In the article, Blum alleges that because there were two homerless games already this season, something must be different, but the Yankees are having none of it. “Guys have been making good pitches and going about their business the right way. I don’t think I’ve noticed any difference at all,” Joba Chamberlain said. “I guess at the end of the season we’ll see how everything compares, but I don’t think it’s any different.”
Andy Pettitte was one of the stadium’s early critics, and he had trouble at the start of 2009 trusting his stuff in the new park. Since then, he’s grown accustomed to it. “Last year it was just early, we had winds that were ripping straight out, and now what we’ve got is we’ve got winds that are going dead in.” Pettitte said. “So it’s definitely to left field I believe has played a lot different on this homestand than it did on the first couple of homestands last year. Toward the end of the season last year, I felt like it really started playing pretty fair. Right field is short. That’s all there is to it. But the rest of the ballpark plays actually pretty big.”

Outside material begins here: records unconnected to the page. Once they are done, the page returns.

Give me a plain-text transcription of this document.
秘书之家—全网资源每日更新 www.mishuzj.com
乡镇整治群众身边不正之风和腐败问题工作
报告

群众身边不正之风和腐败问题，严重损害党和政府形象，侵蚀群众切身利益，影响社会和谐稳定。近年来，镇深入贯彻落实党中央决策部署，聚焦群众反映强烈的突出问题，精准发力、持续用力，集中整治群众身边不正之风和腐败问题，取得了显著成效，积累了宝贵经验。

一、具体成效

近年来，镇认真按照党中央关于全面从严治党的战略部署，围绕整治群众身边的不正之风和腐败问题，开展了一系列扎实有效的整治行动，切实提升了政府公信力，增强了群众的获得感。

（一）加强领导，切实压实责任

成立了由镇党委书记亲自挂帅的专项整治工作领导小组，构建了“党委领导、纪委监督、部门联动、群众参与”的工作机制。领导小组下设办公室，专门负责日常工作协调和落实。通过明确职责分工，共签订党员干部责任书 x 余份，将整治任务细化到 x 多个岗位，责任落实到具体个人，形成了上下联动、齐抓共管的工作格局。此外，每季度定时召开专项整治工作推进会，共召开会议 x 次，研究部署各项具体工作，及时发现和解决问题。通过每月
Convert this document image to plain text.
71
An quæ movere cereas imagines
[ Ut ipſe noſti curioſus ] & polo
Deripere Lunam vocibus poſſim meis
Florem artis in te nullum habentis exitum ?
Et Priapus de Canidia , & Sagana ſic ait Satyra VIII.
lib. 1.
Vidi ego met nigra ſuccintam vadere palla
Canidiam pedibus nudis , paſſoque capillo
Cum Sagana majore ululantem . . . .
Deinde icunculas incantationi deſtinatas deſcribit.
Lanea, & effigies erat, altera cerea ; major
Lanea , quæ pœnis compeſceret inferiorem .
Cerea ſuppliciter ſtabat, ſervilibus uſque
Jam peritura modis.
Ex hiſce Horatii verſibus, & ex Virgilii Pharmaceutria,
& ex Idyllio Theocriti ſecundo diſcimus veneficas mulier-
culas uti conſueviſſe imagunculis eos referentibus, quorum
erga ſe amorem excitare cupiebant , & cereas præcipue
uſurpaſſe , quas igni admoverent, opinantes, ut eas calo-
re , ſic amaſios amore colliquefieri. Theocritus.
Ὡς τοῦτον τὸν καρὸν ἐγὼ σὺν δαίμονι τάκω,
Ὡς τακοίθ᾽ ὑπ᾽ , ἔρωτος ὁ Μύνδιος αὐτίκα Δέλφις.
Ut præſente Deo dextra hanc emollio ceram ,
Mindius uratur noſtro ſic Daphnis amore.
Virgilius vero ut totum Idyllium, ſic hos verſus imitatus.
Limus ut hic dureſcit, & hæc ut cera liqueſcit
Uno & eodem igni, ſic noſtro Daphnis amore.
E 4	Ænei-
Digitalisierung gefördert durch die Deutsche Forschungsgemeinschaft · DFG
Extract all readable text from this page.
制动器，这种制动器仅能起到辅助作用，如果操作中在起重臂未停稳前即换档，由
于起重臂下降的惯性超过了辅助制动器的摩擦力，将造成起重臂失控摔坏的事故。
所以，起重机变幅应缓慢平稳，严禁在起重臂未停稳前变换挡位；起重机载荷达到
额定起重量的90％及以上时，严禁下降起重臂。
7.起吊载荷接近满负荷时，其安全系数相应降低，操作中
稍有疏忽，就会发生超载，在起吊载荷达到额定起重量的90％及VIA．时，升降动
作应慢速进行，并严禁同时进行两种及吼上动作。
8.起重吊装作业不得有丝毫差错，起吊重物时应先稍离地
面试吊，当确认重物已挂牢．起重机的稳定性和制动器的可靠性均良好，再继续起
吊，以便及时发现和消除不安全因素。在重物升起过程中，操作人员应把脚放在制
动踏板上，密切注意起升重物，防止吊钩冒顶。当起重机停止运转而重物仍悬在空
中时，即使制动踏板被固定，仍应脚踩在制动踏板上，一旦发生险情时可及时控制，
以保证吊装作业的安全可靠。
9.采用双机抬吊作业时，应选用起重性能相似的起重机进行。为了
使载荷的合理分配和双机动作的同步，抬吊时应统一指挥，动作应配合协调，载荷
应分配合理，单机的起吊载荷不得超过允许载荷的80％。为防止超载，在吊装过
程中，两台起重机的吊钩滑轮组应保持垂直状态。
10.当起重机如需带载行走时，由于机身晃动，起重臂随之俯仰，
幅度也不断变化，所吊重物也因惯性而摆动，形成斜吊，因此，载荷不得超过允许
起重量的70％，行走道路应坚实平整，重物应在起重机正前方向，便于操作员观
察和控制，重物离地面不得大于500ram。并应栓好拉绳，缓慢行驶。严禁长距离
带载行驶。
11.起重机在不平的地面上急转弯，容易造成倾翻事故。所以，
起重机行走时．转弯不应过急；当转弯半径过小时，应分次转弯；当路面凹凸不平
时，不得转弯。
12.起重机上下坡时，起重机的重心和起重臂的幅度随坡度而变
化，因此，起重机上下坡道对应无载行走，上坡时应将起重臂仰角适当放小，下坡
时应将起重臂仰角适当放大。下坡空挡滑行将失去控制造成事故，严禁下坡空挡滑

Therein lies the rub. The stadium was slightly home run-happy last year, but that’s because the Yankees had a home run-happy lineup of left-handed sluggers. The team is primed to exploit that advantage again this year, but otherwise, the stadium has suppressed non-home run extra-base hits. It plays, in other words, like a fair baseball stadium, and those who criticized its home runs have been notably silent since early last spring.